Menurut Hasto, semangat pembebasan tersebut masih sangat relevan dengan kondisi bangsa saat ini.
“Maknanya, berbagai bentuk penindasan dalam politik, ekonomi, dan kebudayaan harus dihapuskan agar muncul keadilan bagi seluruh rakyat Indonesia,” ujarnya.
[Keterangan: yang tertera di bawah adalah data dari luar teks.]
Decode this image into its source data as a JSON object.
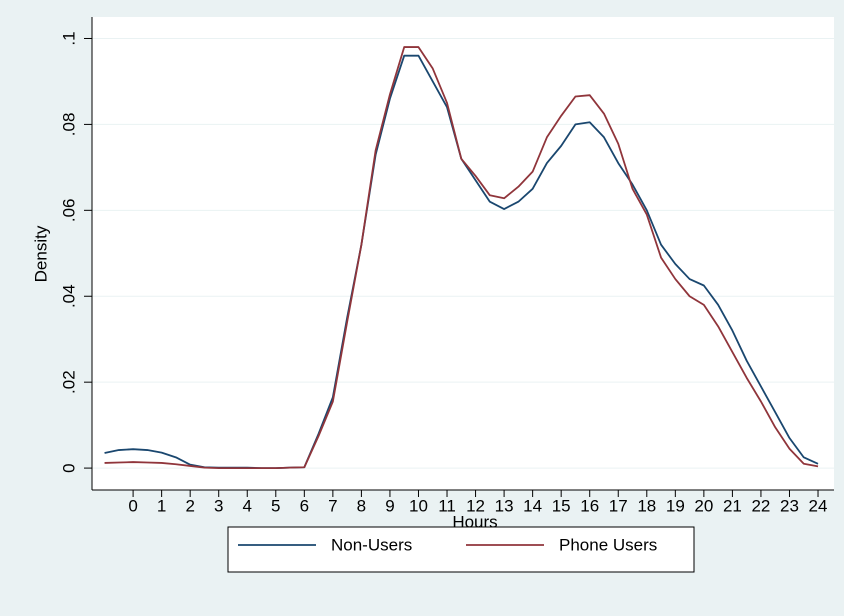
{
  "chart_data": {
    "type": "line",
    "x_label": "Hours",
    "y_label": "Density",
    "x": [
      -1,
      -0.5,
      0,
      0.5,
      1,
      1.5,
      2,
      2.5,
      3,
      3.5,
      4,
      4.5,
      5,
      5.5,
      6,
      6.5,
      7,
      7.5,
      8,
      8.5,
      9,
      9.5,
      10,
      10.5,
      11,
      11.5,
      12,
      12.5,
      13,
      13.5,
      14,
      14.5,
      15,
      15.5,
      16,
      16.5,
      17,
      17.5,
      18,
      18.5,
      19,
      19.5,
      20,
      20.5,
      21,
      21.5,
      22,
      22.5,
      23,
      23.5,
      24
    ],
    "series": [
      {
        "name": "Non-Users",
        "color": "#1a476f",
        "values": [
          0.0035,
          0.0042,
          0.0044,
          0.0042,
          0.0036,
          0.0025,
          0.0008,
          0.0002,
          0.0001,
          0.0001,
          0.0001,
          0,
          0,
          0.0001,
          0.0002,
          0.008,
          0.0165,
          0.035,
          0.052,
          0.073,
          0.086,
          0.096,
          0.096,
          0.09,
          0.084,
          0.072,
          0.067,
          0.062,
          0.0603,
          0.062,
          0.065,
          0.071,
          0.075,
          0.08,
          0.0805,
          0.077,
          0.071,
          0.066,
          0.06,
          0.052,
          0.0475,
          0.044,
          0.0425,
          0.038,
          0.032,
          0.025,
          0.019,
          0.013,
          0.007,
          0.0025,
          0.001
        ]
      },
      {
        "name": "Phone Users",
        "color": "#90353b",
        "values": [
          0.0012,
          0.0013,
          0.0014,
          0.0013,
          0.0012,
          0.0009,
          0.0005,
          0.0001,
          0,
          0,
          0,
          0,
          0,
          0.0001,
          0.0002,
          0.0075,
          0.0155,
          0.034,
          0.052,
          0.074,
          0.087,
          0.098,
          0.098,
          0.093,
          0.085,
          0.072,
          0.068,
          0.0635,
          0.0628,
          0.0655,
          0.069,
          0.077,
          0.082,
          0.0865,
          0.0868,
          0.0825,
          0.0755,
          0.065,
          0.059,
          0.049,
          0.044,
          0.04,
          0.038,
          0.033,
          0.027,
          0.021,
          0.0155,
          0.0095,
          0.0045,
          0.001,
          0.0004
        ]
      }
    ],
    "xlim": [
      -1.44,
      24.56
    ],
    "xticks": [
      0,
      1,
      2,
      3,
      4,
      5,
      6,
      7,
      8,
      9,
      10,
      11,
      12,
      13,
      14,
      15,
      16,
      17,
      18,
      19,
      20,
      21,
      22,
      23,
      24
    ],
    "ylim": [
      -0.0051,
      0.105
    ],
    "yticks": [
      0,
      {
        "value": 0.02,
        "label": ".02"
      },
      {
        "value": 0.04,
        "label": ".04"
      },
      {
        "value": 0.06,
        "label": ".06"
      },
      {
        "value": 0.08,
        "label": ".08"
      },
      {
        "value": 0.1,
        "label": ".1"
      }
    ],
    "grid": true,
    "legend": "bottom"
  }
}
Hasto juga menyoroti pentingnya mewujudkan keadilan di bidang hukum dan ekonomi. Menurutnya, berbagai gejolak ekonomi yang terjadi belakangan tidak bisa dilepaskan dari persoalan tata kelola pemerintahan dan penegakan hukum.
Hasto menyebut, melemahnya rupiah, turunnya indeks harga saham, dan geliat sektor riil yang mengalami tekanan, serta berbagai kasus korupsi atas kebijakan populis adalah buah tata kelola negara yang tidak berjalan baik. Dikombinasikan dengan tidak adanya supremasi hukum melahirkan krisis kepercayaan yang ditanggapi negatif oleh pasar.
“Tanpa hukum yang berkeadilan tidak akan ada kepastian. Apalagi ketika hukum menjadi alat kekuasaan. Tanpa supremasi hukum terciptalah penjajahan gaya baru,” tegasnya.
Lebih lanjut, Hasto mengingatkan bahwa melalui pidato Indonesia Menggugat, Bung Karno telah menegaskan musuh utama bangsa bukanlah individu atau bangsa tertentu, melainkan sistem yang menindas dan menyengsarakan rakyat.
“Trisakti Bung Karno adalah kehendak, tekad, dan jalan menjadi bangsa yang kuat untuk menghadapi sistem yang melahirkan penderitaan rakyat,” pungkasnya.